If I need any 32-bit stuff later, I’ll just reinstall as few such packages as are required.

My next issue was the same video problem as I had when I installed Fedora 7. The graphical installer couldn’t run and the resulting system had no working X server configuration. This was very easy to fix:

# wget http://rpm.livna.org/livna-release-8.rpm
# rpm -qp –qf “%{name}-%{version}-%{release}.%{arch}\n” livna-release-8.rpm
livna-release-8-1.noarch
# mv livna-release-8.rpm livna-release-8-1.noarch.rpm
# rpm -Uvh livna-release-8-1.noarch.rpm

(NOTE: I renamed the package file back to what it should have been in the first place. Though rare, if they update it, I’d like to notice the difference and be sure I’m using the latest one on some other machine in the future.)

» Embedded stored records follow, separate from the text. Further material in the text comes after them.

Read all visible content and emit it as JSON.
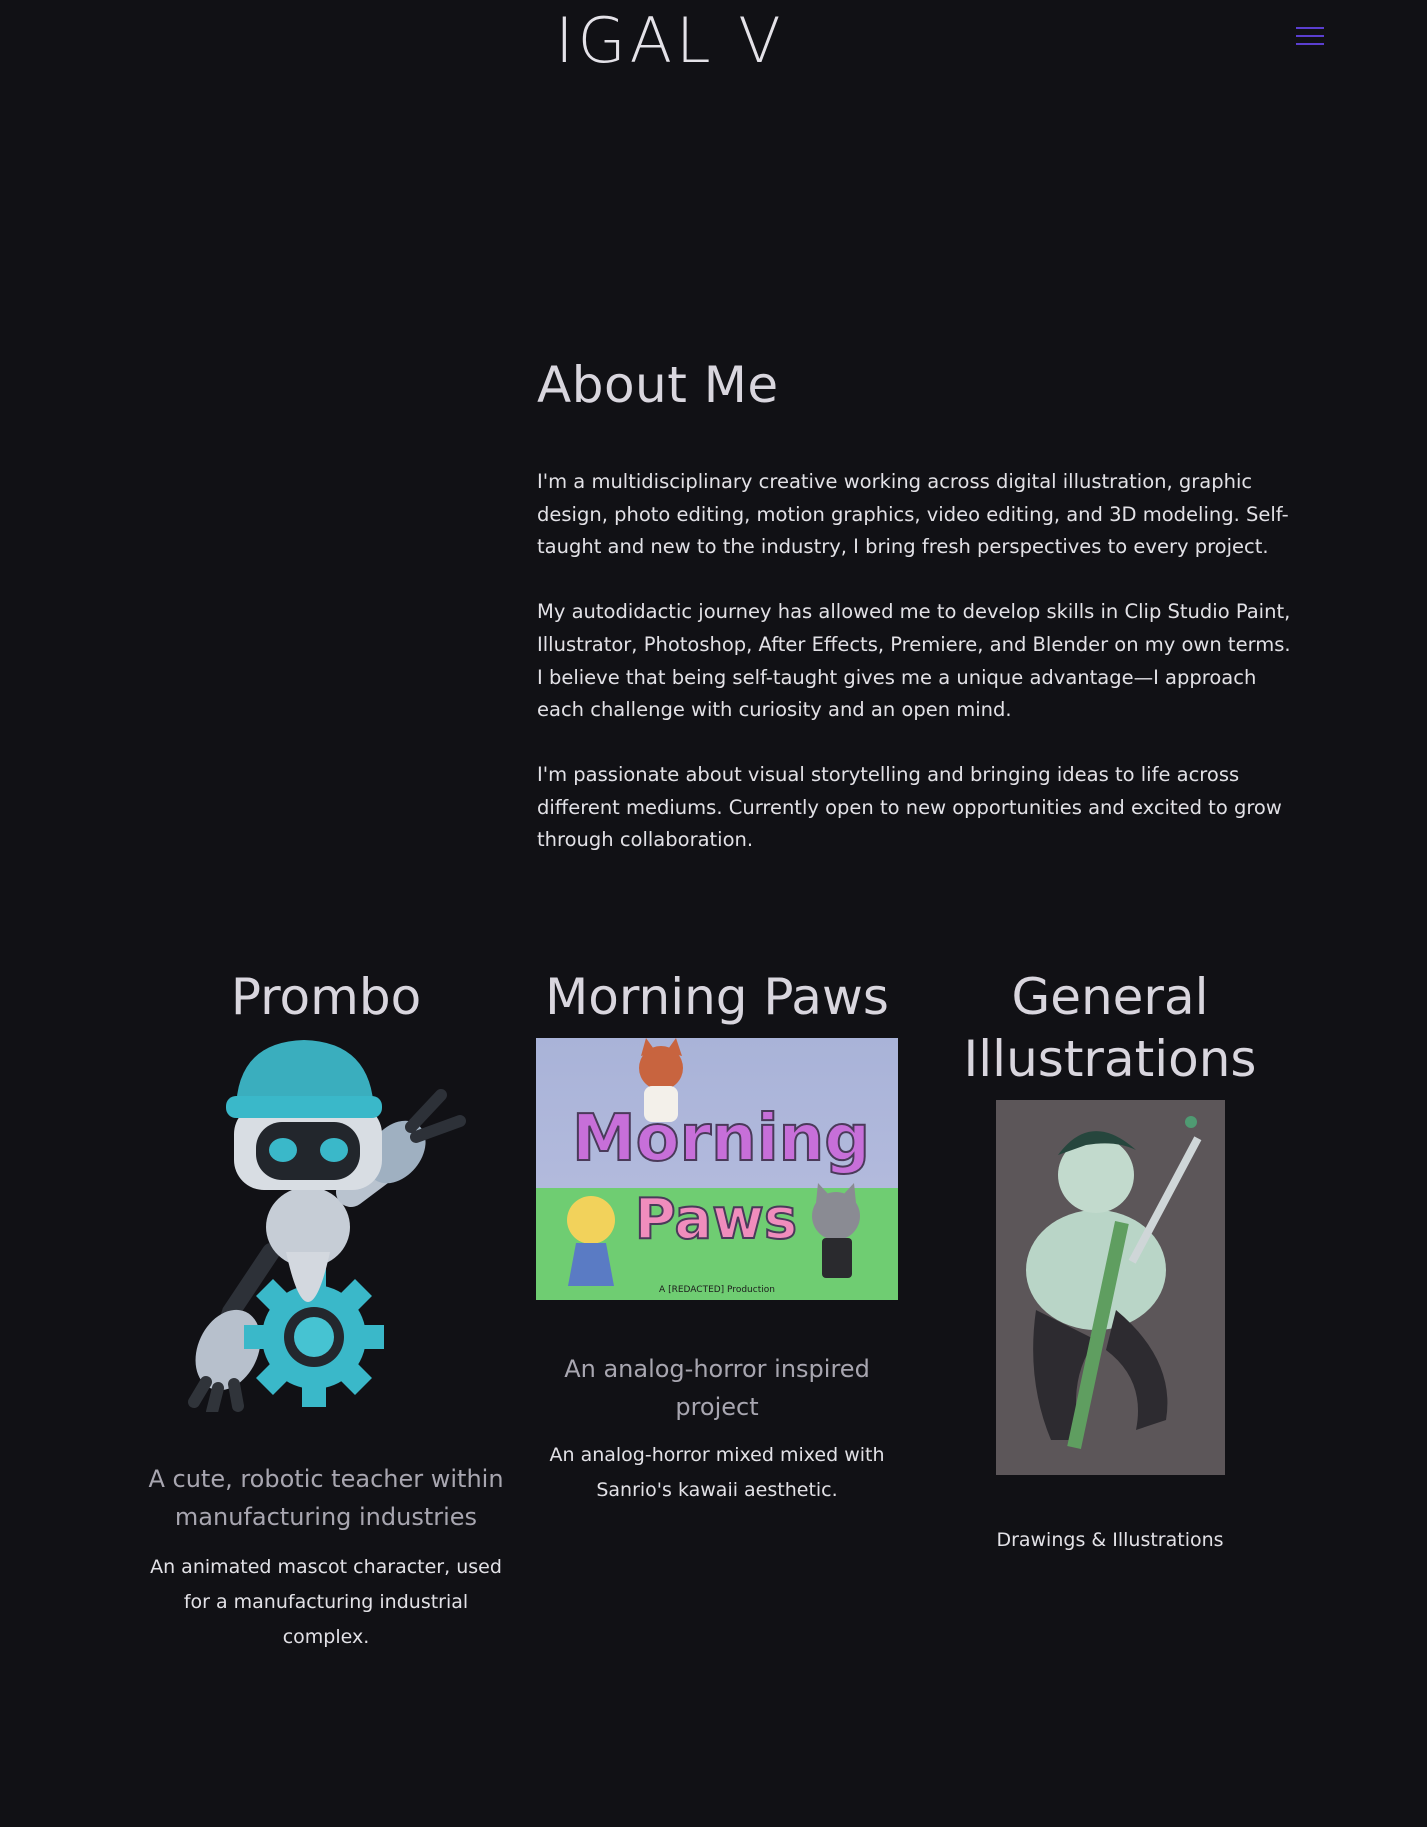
{
  "header": {
    "logo_text": "IGAL V",
    "menu_label": "Menu"
  },
  "about": {
    "title": "About Me",
    "paragraphs": [
      "I'm a multidisciplinary creative working across digital illustration, graphic design, photo editing, motion graphics, video editing, and 3D modeling. Self-taught and new to the industry, I bring fresh perspectives to every project.",
      "My autodidactic journey has allowed me to develop skills in Clip Studio Paint, Illustrator, Photoshop, After Effects, Premiere, and Blender on my own terms. I believe that being self-taught gives me a unique advantage—I approach each challenge with curiosity and an open mind.",
      "I'm passionate about visual storytelling and bringing ideas to life across different mediums. Currently open to new opportunities and excited to grow through collaboration."
    ]
  },
  "projects": [
    {
      "title": "Prombo",
      "subtitle": "A cute, robotic teacher within manufacturing industries",
      "description": "An animated mascot character, used for a manufacturing industrial complex."
    },
    {
      "title": "Morning Paws",
      "image_text_top": "Morning",
      "image_text_bottom": "Paws",
      "image_credit": "A [REDACTED] Production",
      "subtitle": "An analog-horror inspired project",
      "description": "An analog-horror mixed mixed with Sanrio's kawaii aesthetic."
    },
    {
      "title": "General Illustrations",
      "subtitle": "",
      "description": "Drawings & Illustrations"
    }
  ],
  "colors": {
    "background": "#111115",
    "accent": "#5b3fd0",
    "heading": "#d9d6de",
    "muted": "#a8a6b0"
  }
}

After setting up the Livna repository for Fedora 8, I was able to install and activate the ATI driver:

# yum install kmod-fglrx x11-xorg-drv-fglrx
. . . output omitted . . .
# fglrx-config-display enable

Notice that the command name changed from Fedora 7 to Fedora 8; it used to be ati-fglrx-config-display.

The next thing I need to fix is to re-associate my Logitech Bluetooth mouse with the notebook. I had a script in /root/bin/ that would have taken care of that very easily. Unfortunately, I forgot about that until after I had installed Fedora 8, thus obliterating that file. Oh, well. This time, I’ll also document it elsewhere (perhaps here?) once I get it figured out again. I hope that will be tonight.

One last thing; with Fedora 7, I did my very best to stick with an all GNOME system. It was very irritating using applications that just couldn’t handle lots of basic things that I take for granted using other apps (mostly KDE). For Fedora 8, I’m going back to KDE, where things work much better.